Hjortsjo Crook: A prevailing pattern where the right posterior sectoral duct makes a "north-turn" around the right branch of the portal vein. Resection of segments 5 and 8 can damage this duct if the surgeon does not maintain distance from the portal vein bifurcation.
2.2.2 The Caudate Lobe (Segment 1)
The caudate lobe is divided into the Spiegelian lobe, the paracaval portion, and the caudate process.
Surgical Significance: Bile ducts to the caudate lobe arise very near the confluence of the hepatic ducts. Consequently, hilar cholangiocarcinoma involves the caudate lobe early. Curative resection must be combined with a caudate lobectomy.
3. Anatomical Anomalies and Clinical Significance
Variations from the prevailing pattern can significantly increase surgical risk if not identified pre-operatively.
4. Vascular and Lymphatic Systems
4.1 Arterial Blood Supply to the Bile Ducts
The arterial supply to the extrahepatic biliary system is highly variable and comes from both superior (cystic, right/left hepatic) and inferior (pancreaticoduodenal, gastroduodenal) groups.
Surgical Implications for Arterial Supply:
Axial Distribution: The most common pattern (76.7%), often featuring "9 O'clock" and "3 O'clock" marginal arteries.
Bile Duct Exposure: The duct should never be stripped; it should be opened longitudinally in areas devoid of visible vessels to preserve blood supply.
Transection Level: Transecting closer to the hilum is recommended because the predominant blood supply arrives from below (gastroduodenal artery).
4.2 Lymphatic Drainage
Spread of hilar CC follows two primary pathways that ultimately drain into the thoracic duct:
Superior (Left) Pathway: Follows the hepatic artery and celiac axis (12a → 8 → 9 → 16). This is the more important pathway for malignancy spread.
Inferior (Right) Pathway: Follows the cystic duct and posterior pancreas toward the aorta (12b → 13a →16).
5. The Hepatic Hilar Plate System
The hilar plate system is a fusion of Glisson's capsule and connective tissue sheaths.

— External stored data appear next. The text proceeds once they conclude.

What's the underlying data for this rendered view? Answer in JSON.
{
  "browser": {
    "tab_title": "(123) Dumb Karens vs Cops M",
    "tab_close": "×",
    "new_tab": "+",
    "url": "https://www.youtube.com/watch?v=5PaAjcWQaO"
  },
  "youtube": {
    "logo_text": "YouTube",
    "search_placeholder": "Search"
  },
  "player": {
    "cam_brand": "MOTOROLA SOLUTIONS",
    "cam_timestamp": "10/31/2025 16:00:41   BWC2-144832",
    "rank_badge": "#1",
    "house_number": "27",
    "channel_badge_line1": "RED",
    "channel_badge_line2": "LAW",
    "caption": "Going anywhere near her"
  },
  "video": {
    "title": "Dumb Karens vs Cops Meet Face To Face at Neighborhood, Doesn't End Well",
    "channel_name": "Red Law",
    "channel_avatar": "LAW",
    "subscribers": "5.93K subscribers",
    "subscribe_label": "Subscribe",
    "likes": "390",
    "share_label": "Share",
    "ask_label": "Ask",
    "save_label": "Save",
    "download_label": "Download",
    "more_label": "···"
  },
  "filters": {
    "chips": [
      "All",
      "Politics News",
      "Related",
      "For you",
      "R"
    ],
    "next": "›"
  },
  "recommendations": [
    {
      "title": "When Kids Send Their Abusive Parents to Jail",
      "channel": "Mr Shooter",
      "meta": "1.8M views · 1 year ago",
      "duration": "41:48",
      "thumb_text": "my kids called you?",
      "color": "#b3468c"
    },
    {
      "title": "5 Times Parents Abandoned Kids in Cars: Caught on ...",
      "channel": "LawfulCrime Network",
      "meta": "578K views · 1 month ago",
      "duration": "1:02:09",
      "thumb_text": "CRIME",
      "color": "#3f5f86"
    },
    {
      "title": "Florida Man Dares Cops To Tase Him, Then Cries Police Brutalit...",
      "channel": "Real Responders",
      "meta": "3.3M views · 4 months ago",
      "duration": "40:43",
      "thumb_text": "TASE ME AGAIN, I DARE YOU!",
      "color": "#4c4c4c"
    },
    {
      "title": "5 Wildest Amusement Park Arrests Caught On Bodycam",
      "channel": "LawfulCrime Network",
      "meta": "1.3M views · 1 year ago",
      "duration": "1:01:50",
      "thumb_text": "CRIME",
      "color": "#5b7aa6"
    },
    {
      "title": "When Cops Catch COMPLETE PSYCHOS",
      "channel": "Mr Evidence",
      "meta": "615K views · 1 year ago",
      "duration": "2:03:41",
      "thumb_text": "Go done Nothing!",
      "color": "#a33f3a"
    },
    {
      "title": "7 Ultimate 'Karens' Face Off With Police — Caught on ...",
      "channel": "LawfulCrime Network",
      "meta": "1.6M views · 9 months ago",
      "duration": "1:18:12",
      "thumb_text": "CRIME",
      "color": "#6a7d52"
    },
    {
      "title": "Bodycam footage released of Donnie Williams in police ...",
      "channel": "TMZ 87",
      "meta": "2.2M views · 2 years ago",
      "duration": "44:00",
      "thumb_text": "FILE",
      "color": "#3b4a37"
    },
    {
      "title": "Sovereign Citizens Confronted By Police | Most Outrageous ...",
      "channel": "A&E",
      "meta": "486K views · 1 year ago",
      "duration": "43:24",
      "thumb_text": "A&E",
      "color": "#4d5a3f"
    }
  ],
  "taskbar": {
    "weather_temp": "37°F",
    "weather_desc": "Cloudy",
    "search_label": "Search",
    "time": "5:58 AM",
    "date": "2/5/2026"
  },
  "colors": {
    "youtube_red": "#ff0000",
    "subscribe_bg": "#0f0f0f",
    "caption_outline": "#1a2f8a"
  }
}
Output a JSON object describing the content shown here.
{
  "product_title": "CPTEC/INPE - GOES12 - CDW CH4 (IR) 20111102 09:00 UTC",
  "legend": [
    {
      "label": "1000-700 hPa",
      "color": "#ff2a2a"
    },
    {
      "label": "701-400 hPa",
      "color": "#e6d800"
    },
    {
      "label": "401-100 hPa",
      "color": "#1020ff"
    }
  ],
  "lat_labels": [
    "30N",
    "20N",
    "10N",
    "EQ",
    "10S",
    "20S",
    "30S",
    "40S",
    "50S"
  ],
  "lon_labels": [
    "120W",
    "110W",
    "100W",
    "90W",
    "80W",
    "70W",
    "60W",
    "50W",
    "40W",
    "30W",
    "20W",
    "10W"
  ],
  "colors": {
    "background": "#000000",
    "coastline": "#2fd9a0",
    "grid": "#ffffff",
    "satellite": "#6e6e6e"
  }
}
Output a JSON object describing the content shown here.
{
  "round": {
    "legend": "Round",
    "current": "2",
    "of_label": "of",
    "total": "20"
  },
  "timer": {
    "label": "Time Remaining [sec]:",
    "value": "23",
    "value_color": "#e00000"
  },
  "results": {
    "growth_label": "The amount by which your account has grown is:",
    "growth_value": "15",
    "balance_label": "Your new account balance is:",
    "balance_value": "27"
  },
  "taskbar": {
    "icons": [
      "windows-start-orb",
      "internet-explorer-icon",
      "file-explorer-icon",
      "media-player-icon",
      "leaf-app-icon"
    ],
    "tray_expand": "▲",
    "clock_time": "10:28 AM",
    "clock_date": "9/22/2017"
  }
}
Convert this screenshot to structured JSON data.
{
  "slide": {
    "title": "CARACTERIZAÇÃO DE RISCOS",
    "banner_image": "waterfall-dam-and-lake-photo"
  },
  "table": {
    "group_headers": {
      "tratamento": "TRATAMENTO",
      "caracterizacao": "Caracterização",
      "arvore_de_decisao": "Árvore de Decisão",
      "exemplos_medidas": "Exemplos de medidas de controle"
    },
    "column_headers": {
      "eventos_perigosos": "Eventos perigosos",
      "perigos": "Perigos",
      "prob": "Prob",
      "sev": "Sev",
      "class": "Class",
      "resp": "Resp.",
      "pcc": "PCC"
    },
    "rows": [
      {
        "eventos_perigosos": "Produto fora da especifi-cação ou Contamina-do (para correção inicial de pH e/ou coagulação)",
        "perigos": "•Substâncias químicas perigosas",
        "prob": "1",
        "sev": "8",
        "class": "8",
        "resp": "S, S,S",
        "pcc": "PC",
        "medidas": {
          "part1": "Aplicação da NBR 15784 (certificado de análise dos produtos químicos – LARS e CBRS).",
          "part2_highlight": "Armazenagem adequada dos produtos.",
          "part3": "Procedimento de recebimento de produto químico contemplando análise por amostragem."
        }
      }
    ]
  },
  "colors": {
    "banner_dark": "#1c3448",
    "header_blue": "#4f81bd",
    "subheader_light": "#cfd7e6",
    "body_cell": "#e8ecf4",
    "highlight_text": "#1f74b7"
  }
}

It includes the hilar, cystic, umbilical, and Arantian plates.
Lowering of the Hilar Plate: A surgical technique involving the incision of Glisson’s capsule at the base of segment 4. This allows the liver to be lifted, providing excellent exposure of the biliary convergence and the LHD.
Significance in Oncology: In treating hilar cholangiocarcinoma, it is essential to resect the hilar duct confluence en bloc with the hilar plate, as tumor cells easily invade adjacent plate tissues.
6. Important Quotes for Surgical Practice
"A thorough knowledge of anatomy around the hepatic hilus is essential to carry out surgery on hilar cholangiocarcinoma."
"As the bile ducts to the caudate lobe arise very near to the confluence of the hepatic ducts, hilar cholangiocarcinoma involves the caudate lobe early. Curative resection... should be combined with caudate lobectomy."
"It is always safer to divide the biliary tree with a safety margin of at least 1 cm from the site of the biliary confluence."
"For exposure of the main bile duct it should never be stripped; it should be opened longitudinally through an area devoid of visible vessels, with its fascial envelop left intact."